Nice animal! Congrates


Jon


----------



## CaptainNorthwood (Jan 3, 2006)

You got any other pics of it. Any close ups of the face?


----------



## ArrowHawk (Apr 1, 2003)

CaptainNorthwood said:


> You got any other pics of it. Any close ups of the face?


Just this one and yeah I got it with the car. Its at the taxidermist right now. No damage to the the car or the Yote (Busted head, jaw, and one of the back legs).


----------



## CaptainNorthwood (Jan 3, 2006)

I see your from Davison was it hit around there. I drive thru Davison on my way to work and see quite a few coyotes alive and dead along i-69. Last week one got wound up in a semis tires and if it wasn't rubbed prior to the semi it sure was afterwards.


----------



## ArrowHawk (Apr 1, 2003)

There are alot around the area and I mean alot, but got this one with the car alittle further south


----------



## houghtonlakehero (Dec 22, 2010)

Almost looks like a German Sheppard from the picture. Never knew there were that many coyotes in the Davison area. Guess when i get out of the Navy i will have to look my buddy Scott up in Davison and try to find some to shoot....


----------



## ArrowHawk (Apr 1, 2003)

houghtonlakehero said:


> Almost looks like a German Sheppard from the picture. Never knew there were that many coyotes in the Davison area. Guess when i get out of the Navy i will have to look my buddy Scott up in Davison and try to find some to shoot....
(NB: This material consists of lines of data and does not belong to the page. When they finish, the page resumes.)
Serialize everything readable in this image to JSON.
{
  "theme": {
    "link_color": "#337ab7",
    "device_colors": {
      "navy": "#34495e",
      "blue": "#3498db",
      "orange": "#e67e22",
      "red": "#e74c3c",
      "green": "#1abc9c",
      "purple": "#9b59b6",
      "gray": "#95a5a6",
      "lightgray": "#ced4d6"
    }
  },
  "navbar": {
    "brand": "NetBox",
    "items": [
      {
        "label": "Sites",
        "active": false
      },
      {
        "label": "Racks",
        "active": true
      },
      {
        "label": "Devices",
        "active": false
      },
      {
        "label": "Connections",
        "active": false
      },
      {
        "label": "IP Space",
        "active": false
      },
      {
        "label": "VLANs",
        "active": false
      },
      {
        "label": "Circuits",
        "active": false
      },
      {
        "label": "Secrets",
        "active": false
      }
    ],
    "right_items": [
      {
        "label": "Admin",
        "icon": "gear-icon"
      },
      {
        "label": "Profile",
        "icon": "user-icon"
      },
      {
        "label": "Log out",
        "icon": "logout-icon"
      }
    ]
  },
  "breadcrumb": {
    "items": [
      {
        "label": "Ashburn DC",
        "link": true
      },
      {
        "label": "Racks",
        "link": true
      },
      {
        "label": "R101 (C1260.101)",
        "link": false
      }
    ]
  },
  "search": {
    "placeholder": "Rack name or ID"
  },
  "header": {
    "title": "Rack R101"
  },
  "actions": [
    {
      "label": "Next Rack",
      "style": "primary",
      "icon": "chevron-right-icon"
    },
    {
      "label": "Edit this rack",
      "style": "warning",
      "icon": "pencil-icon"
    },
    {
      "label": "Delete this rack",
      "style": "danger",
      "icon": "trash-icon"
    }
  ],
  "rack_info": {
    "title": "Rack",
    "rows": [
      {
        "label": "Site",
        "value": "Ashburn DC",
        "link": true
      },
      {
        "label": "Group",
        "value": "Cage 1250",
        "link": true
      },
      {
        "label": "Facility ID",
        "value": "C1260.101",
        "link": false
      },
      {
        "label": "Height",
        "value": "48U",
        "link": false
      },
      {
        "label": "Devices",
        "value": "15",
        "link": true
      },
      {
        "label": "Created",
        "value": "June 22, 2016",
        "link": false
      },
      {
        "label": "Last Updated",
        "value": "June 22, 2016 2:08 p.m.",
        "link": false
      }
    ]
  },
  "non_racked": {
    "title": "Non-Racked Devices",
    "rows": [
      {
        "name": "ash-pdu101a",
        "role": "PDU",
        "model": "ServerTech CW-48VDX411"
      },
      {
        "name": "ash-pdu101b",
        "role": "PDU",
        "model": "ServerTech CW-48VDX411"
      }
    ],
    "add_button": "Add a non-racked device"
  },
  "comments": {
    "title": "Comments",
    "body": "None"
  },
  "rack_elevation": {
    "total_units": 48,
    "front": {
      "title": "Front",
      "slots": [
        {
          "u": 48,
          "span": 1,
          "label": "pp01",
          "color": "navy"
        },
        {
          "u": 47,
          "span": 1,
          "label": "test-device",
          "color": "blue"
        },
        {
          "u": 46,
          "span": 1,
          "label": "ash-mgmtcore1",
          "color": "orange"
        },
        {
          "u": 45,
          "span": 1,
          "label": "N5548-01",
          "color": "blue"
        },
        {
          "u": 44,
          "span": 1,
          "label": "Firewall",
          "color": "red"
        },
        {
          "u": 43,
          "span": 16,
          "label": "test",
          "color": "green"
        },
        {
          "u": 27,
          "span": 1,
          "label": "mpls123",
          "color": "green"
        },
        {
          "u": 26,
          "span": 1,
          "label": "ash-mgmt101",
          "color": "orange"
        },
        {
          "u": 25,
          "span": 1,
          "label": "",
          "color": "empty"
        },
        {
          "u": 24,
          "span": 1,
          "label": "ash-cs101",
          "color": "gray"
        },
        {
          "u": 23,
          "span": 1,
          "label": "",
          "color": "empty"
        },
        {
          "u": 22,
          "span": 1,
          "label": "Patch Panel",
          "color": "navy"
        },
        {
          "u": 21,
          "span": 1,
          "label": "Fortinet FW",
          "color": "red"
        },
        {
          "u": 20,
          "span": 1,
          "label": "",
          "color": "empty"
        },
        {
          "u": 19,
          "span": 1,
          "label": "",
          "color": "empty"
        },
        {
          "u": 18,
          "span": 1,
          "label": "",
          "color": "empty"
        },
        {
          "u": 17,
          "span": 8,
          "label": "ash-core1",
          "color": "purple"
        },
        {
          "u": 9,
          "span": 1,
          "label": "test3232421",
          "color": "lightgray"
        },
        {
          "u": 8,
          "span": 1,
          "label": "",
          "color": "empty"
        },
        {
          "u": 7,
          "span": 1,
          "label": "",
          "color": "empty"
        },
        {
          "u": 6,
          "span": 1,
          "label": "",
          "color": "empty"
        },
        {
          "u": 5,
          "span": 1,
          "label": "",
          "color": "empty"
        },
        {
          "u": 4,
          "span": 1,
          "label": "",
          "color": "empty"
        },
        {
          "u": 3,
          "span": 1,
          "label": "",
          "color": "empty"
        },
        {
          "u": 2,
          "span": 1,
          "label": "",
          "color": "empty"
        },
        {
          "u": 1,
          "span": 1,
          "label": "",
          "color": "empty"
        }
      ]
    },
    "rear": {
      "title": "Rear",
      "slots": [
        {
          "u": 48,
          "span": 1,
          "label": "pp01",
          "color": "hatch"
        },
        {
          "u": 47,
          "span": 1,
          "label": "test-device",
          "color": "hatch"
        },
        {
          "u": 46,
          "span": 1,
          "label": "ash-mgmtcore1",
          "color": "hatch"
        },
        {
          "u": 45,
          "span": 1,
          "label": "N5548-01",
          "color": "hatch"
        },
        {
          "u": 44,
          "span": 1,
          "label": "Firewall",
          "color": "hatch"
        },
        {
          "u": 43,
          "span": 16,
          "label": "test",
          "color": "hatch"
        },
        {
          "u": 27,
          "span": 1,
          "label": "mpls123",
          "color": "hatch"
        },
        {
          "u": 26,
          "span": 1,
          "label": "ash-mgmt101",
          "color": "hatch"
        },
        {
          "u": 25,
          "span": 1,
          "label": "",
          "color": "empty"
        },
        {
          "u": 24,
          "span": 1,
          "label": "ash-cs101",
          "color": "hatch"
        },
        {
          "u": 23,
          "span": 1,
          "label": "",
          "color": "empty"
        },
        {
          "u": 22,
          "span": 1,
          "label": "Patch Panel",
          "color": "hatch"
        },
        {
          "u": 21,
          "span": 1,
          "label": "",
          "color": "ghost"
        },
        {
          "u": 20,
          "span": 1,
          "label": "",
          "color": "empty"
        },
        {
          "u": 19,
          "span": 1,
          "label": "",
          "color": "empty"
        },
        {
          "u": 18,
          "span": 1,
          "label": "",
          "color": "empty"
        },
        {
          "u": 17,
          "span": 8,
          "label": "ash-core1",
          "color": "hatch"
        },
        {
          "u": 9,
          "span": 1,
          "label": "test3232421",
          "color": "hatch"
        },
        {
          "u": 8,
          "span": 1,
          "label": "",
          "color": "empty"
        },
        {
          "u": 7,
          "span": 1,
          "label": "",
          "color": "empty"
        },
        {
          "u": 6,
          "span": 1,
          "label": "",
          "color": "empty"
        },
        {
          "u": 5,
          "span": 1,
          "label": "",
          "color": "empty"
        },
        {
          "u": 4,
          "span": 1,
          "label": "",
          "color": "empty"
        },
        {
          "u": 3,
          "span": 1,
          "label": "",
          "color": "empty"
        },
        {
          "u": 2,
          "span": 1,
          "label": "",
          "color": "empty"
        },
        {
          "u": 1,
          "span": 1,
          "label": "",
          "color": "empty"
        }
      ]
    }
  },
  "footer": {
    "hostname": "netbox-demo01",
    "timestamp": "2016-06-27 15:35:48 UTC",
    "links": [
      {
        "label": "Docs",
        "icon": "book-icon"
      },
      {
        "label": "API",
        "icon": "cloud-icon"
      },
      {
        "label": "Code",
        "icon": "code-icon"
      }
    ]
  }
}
No its Yote, but please do look your buddy up. They are everywhere and you wont have to look very hard for them. More people need to hunt and Trap them cause they are getting out of hand. Really starting to see the decline in Turkeys and other animals due to them and every year there are more and more.


----------



## craiglambourn (Mar 13, 2009)

I hunt right on the border between division and lapsed. There are a ton of yotes around the area. I shot 2 this year and missed 4(new rifle and no pratice). During bow season I watched 6 yotes chasing 2 little bucks across the field. I have never seen a brown one like that, but I did shoot a blond colored one and called a black one last year. Let me know if you need someone to call for you.


----------